InBev CEO Carlos Brito insisted that his offer of $65 a share was "full and fair" and gave shareholders immediate certainty as stock markets plunge.
The Anheuser-Busch board on Thursday rejected InBev's offer as "financially inadequate," launching a plan to boost earnings growth in order to win shareholder support to stay independent.
Brito blasted that plan as having "significant execution risks."
Instead, he said InBev offered an established track record of international expansion and consistent profitability that would see the company gain "unmatched economies of scale in a period of rapidly escalating commodity prices."
He was careful not to appear hostile, saying InBev would have preferred constructive dialogue with the brewer of Budweiser and was "surprised" not to hear from Anheuser-Busch before it publicly rebuffed the bid.
The Belgium-based maker of Stella Artois and Beck's has already set the stage for a hostile takeover battle by saying it would "pursue all available avenues that would allow Anheuser-Busch shareholders a direct vote."
Last week, it filed a lawsuit seeking a declaration that shareholders could oust the company's 13 board members without cause.
InBev made no move to raise its offer, saying it gives shareholders an immediate cash premium of 35 percent above the 30-day average share price prior to recent market speculation.
The $65-per-share offer is also 18 percent above Anheuser-Busch's previous all-time share price high in October 2002, it said.
If successful, InBev's bid would create by far the world's largest brewer, binding together a set of strong brands and a large global footprint.
Based in Belgium, InBev now pulls most of its profits outside of the stagnant beer-drinking markets of North America and Europe, focusing instead on emerging economies in Latin America, Asia, eastern Europe and Russia.
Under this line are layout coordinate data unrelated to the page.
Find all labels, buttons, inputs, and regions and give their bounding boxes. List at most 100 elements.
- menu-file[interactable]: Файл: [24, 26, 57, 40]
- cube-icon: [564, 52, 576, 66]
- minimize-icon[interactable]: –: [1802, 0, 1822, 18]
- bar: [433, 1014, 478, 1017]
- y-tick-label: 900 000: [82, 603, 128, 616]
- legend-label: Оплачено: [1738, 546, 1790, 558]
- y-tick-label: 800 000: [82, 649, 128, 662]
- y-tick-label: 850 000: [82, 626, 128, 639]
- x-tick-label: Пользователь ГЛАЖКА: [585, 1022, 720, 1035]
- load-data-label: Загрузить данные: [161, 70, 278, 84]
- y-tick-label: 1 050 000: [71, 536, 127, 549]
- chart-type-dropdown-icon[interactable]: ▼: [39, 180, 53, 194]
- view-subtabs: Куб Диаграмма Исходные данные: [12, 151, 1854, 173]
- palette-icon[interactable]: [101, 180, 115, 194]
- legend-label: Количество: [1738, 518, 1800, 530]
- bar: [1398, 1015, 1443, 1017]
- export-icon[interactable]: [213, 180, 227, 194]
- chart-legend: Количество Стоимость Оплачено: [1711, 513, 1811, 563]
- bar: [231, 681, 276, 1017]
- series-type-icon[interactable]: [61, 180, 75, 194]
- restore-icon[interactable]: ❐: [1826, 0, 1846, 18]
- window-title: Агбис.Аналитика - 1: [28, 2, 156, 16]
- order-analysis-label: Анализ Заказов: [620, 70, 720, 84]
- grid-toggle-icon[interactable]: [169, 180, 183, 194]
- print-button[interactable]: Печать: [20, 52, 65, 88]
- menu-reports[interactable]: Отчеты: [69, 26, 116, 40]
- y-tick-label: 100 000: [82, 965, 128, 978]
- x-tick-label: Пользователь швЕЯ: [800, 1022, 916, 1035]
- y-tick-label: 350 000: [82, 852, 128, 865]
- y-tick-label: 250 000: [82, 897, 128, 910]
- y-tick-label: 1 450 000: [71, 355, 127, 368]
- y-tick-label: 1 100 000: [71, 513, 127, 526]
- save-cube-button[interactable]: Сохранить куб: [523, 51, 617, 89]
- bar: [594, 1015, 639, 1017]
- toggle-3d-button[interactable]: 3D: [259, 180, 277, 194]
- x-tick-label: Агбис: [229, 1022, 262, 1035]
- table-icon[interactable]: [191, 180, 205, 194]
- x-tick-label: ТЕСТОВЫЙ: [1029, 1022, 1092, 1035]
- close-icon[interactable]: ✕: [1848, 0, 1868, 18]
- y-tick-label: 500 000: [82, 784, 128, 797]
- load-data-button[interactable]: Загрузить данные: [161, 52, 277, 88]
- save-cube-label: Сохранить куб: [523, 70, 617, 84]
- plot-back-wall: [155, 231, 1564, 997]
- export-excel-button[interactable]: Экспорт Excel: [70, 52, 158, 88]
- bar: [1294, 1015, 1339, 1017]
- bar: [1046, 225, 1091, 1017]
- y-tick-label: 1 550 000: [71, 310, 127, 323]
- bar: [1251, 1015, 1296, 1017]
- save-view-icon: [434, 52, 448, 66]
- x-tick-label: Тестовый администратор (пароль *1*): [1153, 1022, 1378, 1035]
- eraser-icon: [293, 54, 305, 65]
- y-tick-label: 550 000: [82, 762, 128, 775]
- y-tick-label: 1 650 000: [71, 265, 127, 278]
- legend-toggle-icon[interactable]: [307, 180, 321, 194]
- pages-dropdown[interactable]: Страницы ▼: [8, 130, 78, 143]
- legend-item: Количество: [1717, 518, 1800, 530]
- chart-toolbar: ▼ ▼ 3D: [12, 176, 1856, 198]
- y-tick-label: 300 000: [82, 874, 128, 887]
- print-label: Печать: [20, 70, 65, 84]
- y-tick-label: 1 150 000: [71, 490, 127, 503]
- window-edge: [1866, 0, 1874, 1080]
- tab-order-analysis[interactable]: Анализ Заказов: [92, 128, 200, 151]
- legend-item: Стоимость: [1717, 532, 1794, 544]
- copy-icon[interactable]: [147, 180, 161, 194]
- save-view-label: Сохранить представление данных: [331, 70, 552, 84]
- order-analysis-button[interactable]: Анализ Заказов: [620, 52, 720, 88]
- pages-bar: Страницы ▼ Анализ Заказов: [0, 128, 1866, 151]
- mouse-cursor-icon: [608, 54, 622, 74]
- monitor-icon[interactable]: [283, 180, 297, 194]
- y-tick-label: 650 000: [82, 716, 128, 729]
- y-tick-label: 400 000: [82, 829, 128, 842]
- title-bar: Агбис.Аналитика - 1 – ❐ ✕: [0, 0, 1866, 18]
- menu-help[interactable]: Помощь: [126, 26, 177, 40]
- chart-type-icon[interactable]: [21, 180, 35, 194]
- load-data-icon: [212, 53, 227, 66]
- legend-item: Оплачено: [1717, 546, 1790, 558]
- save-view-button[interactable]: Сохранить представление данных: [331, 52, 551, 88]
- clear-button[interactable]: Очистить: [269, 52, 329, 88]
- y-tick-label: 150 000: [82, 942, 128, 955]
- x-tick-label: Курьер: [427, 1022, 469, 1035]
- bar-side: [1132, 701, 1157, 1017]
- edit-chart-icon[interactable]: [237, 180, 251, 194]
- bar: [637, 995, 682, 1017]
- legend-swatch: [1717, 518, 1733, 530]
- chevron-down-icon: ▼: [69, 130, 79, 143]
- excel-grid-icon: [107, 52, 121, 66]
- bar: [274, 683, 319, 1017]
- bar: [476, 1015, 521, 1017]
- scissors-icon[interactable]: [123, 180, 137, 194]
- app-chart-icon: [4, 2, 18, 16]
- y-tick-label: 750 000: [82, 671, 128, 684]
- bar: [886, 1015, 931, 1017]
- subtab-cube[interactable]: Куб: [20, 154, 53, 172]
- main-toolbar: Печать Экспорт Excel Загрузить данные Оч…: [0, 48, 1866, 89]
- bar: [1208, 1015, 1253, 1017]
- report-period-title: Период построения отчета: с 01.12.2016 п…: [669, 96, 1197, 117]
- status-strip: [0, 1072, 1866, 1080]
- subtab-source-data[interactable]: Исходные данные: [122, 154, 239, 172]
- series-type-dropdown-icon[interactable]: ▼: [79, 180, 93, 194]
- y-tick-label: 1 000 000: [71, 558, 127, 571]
But the company's aggressive cost-cutting has spooked some in the United States.
Several politicians have come out against the deal, saying it may create a near-monopoly in the U.S. beer market and damage the economy in the company's home state of Missouri by shedding some of the 6,000 workers the company employs in St. Louis.
InBev has promised not to shut any U.S. breweries and to keep the company's North American headquarters in St. Louis.
The beer industry has been consolidating in recent years amid rising costs for transport fuel and key ingredients.